While much of the discussion pertaining to the custodial defendants has centered around Capt. Billy Burns, Chief Fred Johnson, Capt. James Damons and Ms. Brenda Moore are also named as custodial defendants. While there is little record evidence regarding Johnson, Damons and Moore, that which does exist raises genuine issues of material fact. Ms. Moore stated in her deposition that Capt. Burns told her that Tina Hare had threatened to harm herself and that she and the trustees needed to keep an eye on Tina. Additionally, Ms. Moore testified that she informed Capt. Damons that Burns left instruction to keep an eye on Tina Hare. In his deposition, Capt. Damons denied that Ms. Moore said anything to him about Tina Hare. Furthermore, Capt. Burns' statement and deposition testimony indicate that Chief Johnson instructed him to place Tina in a cell which could be isolated. In the record before this court, the defendants deny that Chief Johnson had any involvement and/or knowledge of Tina Hare's condition or that he issued any relative instructions as to her care.[12] Resolution of the conflicting testimony between Burns, Johnson, Damons, and Moore involves the very credibility choice which finders of fact are called upon to make. Furthermore, a jury resolution of this question would inherently influence any determination regarding the custodial defendants' conduct in the sphere of negligence vs. deliberate indifference. For example, if Damons was unaware that Tina Hare posed a risk of harm to herself, he could not be deliberately indifferent. Elliott v. Cheshire County, New Hampshire, 940 F.2d 7, 11 (1st Cir.1991).

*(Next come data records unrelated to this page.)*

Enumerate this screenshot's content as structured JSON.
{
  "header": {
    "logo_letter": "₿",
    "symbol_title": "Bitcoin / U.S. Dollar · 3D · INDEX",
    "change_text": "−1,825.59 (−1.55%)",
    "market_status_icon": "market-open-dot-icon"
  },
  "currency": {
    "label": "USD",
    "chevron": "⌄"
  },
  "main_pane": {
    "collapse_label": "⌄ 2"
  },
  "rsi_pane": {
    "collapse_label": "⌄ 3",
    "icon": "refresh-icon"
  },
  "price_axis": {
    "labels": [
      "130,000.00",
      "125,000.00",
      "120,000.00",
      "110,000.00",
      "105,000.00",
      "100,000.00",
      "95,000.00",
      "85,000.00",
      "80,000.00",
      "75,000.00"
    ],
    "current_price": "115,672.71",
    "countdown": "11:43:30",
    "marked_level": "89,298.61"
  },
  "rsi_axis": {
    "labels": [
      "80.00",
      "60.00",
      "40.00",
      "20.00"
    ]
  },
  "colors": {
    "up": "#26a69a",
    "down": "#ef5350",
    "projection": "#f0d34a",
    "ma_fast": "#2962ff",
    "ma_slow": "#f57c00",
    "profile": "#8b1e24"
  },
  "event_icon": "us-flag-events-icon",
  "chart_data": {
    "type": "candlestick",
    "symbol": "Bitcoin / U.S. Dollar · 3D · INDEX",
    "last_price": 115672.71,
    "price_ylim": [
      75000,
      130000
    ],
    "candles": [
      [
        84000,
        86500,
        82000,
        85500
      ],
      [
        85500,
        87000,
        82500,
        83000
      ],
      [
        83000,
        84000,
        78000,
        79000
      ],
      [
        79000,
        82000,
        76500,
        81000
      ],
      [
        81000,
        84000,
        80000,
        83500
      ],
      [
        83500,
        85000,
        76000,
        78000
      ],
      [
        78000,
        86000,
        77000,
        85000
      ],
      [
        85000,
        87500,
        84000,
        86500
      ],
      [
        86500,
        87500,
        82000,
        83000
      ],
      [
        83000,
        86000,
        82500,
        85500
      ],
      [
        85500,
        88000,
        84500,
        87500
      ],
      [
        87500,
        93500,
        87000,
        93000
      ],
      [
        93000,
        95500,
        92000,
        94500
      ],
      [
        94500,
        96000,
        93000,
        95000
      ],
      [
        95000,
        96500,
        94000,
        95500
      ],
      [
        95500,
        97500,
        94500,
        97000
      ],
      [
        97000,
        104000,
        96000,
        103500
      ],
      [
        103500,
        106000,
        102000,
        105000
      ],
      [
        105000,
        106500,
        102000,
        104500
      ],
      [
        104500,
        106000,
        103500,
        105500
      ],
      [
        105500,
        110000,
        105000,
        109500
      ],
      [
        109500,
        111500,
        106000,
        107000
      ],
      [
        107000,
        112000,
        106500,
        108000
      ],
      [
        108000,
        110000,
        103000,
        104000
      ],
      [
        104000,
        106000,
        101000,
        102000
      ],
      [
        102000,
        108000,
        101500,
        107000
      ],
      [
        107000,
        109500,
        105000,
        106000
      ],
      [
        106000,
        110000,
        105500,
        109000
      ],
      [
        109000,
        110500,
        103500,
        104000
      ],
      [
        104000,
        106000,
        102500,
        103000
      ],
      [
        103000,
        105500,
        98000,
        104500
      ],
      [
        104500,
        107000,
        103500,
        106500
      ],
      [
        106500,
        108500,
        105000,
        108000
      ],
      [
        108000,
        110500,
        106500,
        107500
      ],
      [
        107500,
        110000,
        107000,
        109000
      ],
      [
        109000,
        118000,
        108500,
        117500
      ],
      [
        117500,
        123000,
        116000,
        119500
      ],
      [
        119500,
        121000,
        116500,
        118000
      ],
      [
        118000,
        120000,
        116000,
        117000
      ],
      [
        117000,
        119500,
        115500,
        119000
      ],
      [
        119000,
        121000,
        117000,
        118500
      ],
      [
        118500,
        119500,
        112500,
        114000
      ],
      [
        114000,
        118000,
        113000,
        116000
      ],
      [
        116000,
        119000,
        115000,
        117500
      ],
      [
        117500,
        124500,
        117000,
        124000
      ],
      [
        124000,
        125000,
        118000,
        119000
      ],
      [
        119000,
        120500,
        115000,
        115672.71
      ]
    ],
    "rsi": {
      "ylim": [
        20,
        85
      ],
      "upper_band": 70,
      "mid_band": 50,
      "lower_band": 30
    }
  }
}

*1323 In summary, material facts exist whether Tina Hare presented a particular vulnerability to suicide which the custodial defendants knew or should of known and whether they responded reasonably or with deliberate indifference. These issues of fact cannot be resolved at the summary judgment stage. See, e.g., Elliott v. Cheshire County, 940 F.2d 7, 12 (1st Cir.1991). Many require evaluation of the credibility of witnesses which only can be accomplished at trial.

 
Municipal Liability

The plaintiff has also named the City of Corinth as a defendant identifying specifically the Mayor, former Mayor, Board of Aldermen[13] and the Chief of Police[14] in their official capacities. To establish municipal liability under § 1983, a complainant must demonstrate a policy or custom which causes or occasions a constitutional deprivation. Monell v. Department of Social Services, 436 U.S. 658, 98 S. Ct. 2018, 56 L. Ed. 2d 611 (1978); Rhyne v. Henderson County, 973 F.2d 386, 392 (5th Cir.1992); Burns v. City of Galveston, 905 F.2d 100, 102 (5th Cir.1990); Bennett v. City of Slidell, 728 F.2d 762 (5th Cir.1984) (en banc), cert. denied, 472 U.S. 1016, 105 S. Ct. 3476, 87 L. Ed. 2d 612 (1985). A municipality can act only through its agents, but it is not vicariously liable under § 1983. Oklahoma City v. Tuttle, 471 U.S. 808, 817-18, 105 S. Ct. 2427, 2433, 85 L. Ed. 2d 791 (1985) (plurality); Monell, 436 U.S. 658, 691, 98 S. Ct. 2018, 2036, 56 L. Ed. 2d 611; Rhyne v. Henderson County, 973 F.2d 386, 392 (5th Cir.1992); Benavides v. County of Wilson, Texas, 955 F.2d 968, 972 (5th Cir. 1992). Therefore, the City of Corinth can be liable for the conduct of the custodial defendants only if they were carrying out City of Corinth policies when they acted. City of Canton, Ohio v. Harris, 489 U.S. 378, 389-92, 109 S. Ct. 1197, 1205-06, 103 L. Ed. 2d 412 (1989). Stated differently, Mr. Hare may recover under § 1983 only if he shows that some city custom or policy caused the custodial defendants to deprive his wife of reasonable medical protection from her own suicidal tendencies. Rhyne v. Henderson County, 973 F.2d 386, 392 (5th Cir.1992); Burns v. City of Galveston, 905 F.2d 100, 102 (5th Cir.1990).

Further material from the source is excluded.